Egypt‘s Birthrate — The New York Times reports that although Egypt’s birthrate has surged to a 20-year high in 2012, the government remains silent on the issue. Last year, 2.6 million babies were born in Egypt, with the birthrate reaching 32 for every 1,000 people. The ousted ex-president Hosni Mubarak focused on two-child families and contraception but the current administration lacks a policy on family planning, potentially increasing the risk of overpopulation, notes the daily. “For the moment,” writes the Times, “grand development plans that could alleviate overpopulation have taken a back seat as the beleaguered government focuses on keeping the lights on and feeding its citizens.”

Syria Conflict – Following the U.S. government’s announcement that it is rethinking its opposition to arming rebels fighting Bashar al-Assad’s regime in Syria, the British Defense Secretary has said Britain has not ruled out the option of arming the rebels, reports the Independent. Philip Hammond said the British government may decide to take stronger action after the European arms embargo on Syria expires at the end of May. But Hammond said Britain would need “incontrovertible” evidence of the use of chemical weapons by Assad’s forces before taking action. He also said such a response would ideally be taken through the United Nations Security Council, writes the Independent.

Japan Nuclear Project – Japan is set to build its first overseas nuclear plant since the Fukushima meltdown of 2011, reports Bloomberg Businessweek.

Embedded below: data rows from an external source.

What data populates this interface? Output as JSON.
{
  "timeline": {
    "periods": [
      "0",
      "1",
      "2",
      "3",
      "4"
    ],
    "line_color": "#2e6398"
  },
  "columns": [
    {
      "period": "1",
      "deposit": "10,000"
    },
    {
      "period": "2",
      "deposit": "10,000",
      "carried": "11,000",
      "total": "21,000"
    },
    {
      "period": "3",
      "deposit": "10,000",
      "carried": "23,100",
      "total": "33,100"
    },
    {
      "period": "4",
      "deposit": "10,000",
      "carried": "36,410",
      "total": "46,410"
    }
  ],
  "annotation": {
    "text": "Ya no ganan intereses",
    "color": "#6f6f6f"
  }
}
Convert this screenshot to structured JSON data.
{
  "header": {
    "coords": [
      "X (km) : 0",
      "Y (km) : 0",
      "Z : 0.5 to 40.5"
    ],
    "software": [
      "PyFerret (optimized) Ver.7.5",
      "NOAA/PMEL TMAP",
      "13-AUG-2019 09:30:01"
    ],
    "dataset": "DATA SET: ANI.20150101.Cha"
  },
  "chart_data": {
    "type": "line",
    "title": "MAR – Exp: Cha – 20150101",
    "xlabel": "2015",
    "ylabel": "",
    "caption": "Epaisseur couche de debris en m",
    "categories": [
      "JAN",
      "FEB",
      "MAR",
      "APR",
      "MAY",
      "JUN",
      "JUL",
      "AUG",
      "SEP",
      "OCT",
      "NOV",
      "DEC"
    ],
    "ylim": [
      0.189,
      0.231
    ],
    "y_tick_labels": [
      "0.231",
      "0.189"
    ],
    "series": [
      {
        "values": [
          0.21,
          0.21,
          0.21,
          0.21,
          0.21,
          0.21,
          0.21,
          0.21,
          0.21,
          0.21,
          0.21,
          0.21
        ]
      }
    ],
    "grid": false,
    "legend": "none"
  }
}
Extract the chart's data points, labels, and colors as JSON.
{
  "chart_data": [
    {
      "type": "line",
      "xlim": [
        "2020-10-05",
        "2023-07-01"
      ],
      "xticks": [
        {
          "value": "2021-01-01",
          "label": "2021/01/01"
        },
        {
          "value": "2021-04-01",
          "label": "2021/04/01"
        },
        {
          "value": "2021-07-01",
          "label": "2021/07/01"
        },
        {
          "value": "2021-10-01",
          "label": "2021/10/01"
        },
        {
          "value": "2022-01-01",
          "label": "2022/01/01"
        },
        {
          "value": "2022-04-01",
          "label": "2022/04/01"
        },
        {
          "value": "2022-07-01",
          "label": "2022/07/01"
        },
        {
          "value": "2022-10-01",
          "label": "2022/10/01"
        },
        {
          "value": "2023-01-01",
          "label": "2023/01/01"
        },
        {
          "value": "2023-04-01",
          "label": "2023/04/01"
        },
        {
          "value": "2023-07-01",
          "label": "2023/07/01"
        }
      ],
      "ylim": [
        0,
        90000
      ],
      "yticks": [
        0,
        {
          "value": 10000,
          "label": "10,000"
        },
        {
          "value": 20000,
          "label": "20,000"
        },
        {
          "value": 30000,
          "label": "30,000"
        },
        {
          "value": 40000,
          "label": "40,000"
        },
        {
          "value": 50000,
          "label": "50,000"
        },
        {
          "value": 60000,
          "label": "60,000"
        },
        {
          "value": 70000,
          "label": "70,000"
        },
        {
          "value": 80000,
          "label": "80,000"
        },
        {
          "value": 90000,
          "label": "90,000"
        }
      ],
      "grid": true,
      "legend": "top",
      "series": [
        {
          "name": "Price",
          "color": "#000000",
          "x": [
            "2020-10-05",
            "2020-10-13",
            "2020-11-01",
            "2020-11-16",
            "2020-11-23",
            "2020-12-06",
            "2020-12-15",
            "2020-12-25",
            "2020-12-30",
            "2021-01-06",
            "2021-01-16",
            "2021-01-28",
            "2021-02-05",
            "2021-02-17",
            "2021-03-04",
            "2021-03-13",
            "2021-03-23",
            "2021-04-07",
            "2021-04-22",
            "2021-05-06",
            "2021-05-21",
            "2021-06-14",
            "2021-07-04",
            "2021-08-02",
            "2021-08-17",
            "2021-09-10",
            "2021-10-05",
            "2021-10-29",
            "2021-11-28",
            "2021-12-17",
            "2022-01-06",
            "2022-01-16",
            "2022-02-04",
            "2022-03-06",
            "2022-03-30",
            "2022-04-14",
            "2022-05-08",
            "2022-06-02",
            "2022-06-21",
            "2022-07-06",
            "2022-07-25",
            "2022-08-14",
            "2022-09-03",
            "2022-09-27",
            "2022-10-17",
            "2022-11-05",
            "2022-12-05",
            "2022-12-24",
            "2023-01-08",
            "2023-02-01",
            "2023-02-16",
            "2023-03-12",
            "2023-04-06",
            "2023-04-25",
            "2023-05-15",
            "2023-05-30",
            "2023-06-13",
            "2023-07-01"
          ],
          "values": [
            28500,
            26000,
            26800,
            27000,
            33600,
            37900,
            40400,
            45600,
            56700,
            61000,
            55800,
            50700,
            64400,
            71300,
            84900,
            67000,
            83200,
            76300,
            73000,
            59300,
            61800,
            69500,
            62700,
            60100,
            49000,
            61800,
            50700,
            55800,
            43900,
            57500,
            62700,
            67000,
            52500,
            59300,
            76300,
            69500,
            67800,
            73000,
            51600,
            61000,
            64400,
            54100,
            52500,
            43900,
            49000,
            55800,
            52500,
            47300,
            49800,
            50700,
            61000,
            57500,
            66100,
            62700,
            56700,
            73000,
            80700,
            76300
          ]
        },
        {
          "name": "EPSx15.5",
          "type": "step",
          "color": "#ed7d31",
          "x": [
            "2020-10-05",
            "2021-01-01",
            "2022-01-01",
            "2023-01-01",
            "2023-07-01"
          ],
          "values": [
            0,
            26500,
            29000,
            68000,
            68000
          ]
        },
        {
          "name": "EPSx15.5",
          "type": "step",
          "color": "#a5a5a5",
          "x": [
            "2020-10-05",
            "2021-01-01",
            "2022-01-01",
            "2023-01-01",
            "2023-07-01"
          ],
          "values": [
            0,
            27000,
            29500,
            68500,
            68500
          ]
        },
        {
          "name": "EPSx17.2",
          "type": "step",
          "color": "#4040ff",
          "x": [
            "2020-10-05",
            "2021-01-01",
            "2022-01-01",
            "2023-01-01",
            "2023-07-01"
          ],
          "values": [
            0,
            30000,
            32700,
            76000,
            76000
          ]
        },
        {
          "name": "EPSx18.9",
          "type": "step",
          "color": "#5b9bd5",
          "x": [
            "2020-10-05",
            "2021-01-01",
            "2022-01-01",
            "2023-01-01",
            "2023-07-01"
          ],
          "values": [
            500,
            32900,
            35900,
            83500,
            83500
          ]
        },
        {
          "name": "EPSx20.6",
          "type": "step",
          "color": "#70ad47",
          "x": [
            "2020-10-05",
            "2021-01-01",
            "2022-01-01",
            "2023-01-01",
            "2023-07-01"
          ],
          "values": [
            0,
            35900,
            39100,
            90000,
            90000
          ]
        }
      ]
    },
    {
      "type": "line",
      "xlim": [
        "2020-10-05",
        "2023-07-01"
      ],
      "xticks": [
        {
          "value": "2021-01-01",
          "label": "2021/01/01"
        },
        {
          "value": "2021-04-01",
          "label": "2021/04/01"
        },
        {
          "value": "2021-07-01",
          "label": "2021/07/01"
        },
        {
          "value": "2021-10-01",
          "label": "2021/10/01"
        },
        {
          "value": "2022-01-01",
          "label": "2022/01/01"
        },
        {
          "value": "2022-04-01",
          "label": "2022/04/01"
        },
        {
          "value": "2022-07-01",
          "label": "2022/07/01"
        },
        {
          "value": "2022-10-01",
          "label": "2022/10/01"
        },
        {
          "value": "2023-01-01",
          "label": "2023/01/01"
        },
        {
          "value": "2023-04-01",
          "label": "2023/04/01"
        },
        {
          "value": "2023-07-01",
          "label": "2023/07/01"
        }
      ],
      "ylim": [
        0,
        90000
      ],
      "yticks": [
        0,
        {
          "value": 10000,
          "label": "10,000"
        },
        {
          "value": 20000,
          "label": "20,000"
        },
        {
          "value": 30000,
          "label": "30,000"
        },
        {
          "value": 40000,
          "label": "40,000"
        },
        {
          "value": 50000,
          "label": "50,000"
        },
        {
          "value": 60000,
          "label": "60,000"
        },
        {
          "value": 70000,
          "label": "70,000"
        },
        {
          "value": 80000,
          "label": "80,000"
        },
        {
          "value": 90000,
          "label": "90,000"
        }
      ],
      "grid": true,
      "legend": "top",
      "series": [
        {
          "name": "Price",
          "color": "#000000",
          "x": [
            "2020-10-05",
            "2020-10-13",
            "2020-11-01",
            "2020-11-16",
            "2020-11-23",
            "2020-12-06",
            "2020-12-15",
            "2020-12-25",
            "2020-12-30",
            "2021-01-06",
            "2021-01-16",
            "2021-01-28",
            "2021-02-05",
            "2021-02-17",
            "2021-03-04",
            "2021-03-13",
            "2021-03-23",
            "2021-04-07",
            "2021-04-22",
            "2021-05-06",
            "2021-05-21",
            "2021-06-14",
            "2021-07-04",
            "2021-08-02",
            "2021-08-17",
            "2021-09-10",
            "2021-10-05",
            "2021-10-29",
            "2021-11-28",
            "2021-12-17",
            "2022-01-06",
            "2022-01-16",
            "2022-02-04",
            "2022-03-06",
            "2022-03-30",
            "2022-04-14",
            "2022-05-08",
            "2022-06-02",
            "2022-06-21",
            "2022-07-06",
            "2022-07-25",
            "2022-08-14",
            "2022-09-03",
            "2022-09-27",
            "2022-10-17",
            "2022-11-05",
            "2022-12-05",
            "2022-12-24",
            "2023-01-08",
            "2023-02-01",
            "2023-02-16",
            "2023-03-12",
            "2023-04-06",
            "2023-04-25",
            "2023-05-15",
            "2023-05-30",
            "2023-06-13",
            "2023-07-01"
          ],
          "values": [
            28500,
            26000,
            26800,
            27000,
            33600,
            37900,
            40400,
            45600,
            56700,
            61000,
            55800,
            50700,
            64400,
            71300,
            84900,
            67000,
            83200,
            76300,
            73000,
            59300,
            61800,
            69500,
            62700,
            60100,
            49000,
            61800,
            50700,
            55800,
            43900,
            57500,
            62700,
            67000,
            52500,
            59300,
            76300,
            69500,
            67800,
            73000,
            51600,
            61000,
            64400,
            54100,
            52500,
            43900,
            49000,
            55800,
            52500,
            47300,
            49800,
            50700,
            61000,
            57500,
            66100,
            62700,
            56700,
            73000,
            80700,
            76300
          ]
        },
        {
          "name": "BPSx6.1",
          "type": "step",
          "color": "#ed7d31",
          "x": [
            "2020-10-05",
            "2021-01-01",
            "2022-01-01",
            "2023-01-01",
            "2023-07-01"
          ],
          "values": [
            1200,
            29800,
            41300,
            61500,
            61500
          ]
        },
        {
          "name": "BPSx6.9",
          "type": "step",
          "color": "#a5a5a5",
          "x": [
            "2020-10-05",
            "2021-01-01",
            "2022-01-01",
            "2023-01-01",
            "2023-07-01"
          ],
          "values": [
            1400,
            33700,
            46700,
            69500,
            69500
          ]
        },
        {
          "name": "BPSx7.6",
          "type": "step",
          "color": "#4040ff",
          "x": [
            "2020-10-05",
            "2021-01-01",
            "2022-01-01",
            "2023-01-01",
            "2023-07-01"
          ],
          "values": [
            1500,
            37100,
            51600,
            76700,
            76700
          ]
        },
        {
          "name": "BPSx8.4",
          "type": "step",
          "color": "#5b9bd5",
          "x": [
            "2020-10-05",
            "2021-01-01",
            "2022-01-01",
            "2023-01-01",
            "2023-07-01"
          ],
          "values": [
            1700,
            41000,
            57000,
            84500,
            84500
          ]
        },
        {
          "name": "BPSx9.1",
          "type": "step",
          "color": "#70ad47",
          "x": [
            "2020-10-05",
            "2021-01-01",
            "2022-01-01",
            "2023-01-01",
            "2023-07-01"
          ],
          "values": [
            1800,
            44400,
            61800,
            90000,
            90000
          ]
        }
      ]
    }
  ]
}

A $22 billion, joint Japanese-French deal to build Turkey’s second nuclear plant is expected to be signed-off on Friday with Japanese Prime Minister Shinzo Abe in Turkey. The Fukushima disaster was seen as a huge setback for Japan’s efforts to export its nuclear technology to foreign markets.

China’s Mystery Meat – Chinese police have arrested dozens of suspects accused of selling rat, fox and mink flesh as mutton, the country’s Ministry of Public Security has said, in an announcement aimed at quelling public fears over a string of food safety scandals, reports the New York Times. In a statement, the ministry said the meat had been doused in pigment, gelatin and nitrates to disguise its true origin, and sold in Shanghai and adjacent Jiangsu Province for about $1.6 million. The arrests came amid an operation which has seen over 900 people arrested since January for selling fake or tainted meat products. China’s Prime Minister Li Keqiang has said that tackling food safety — a major grievance among Chinese — is a key priority for the government, writes the Times.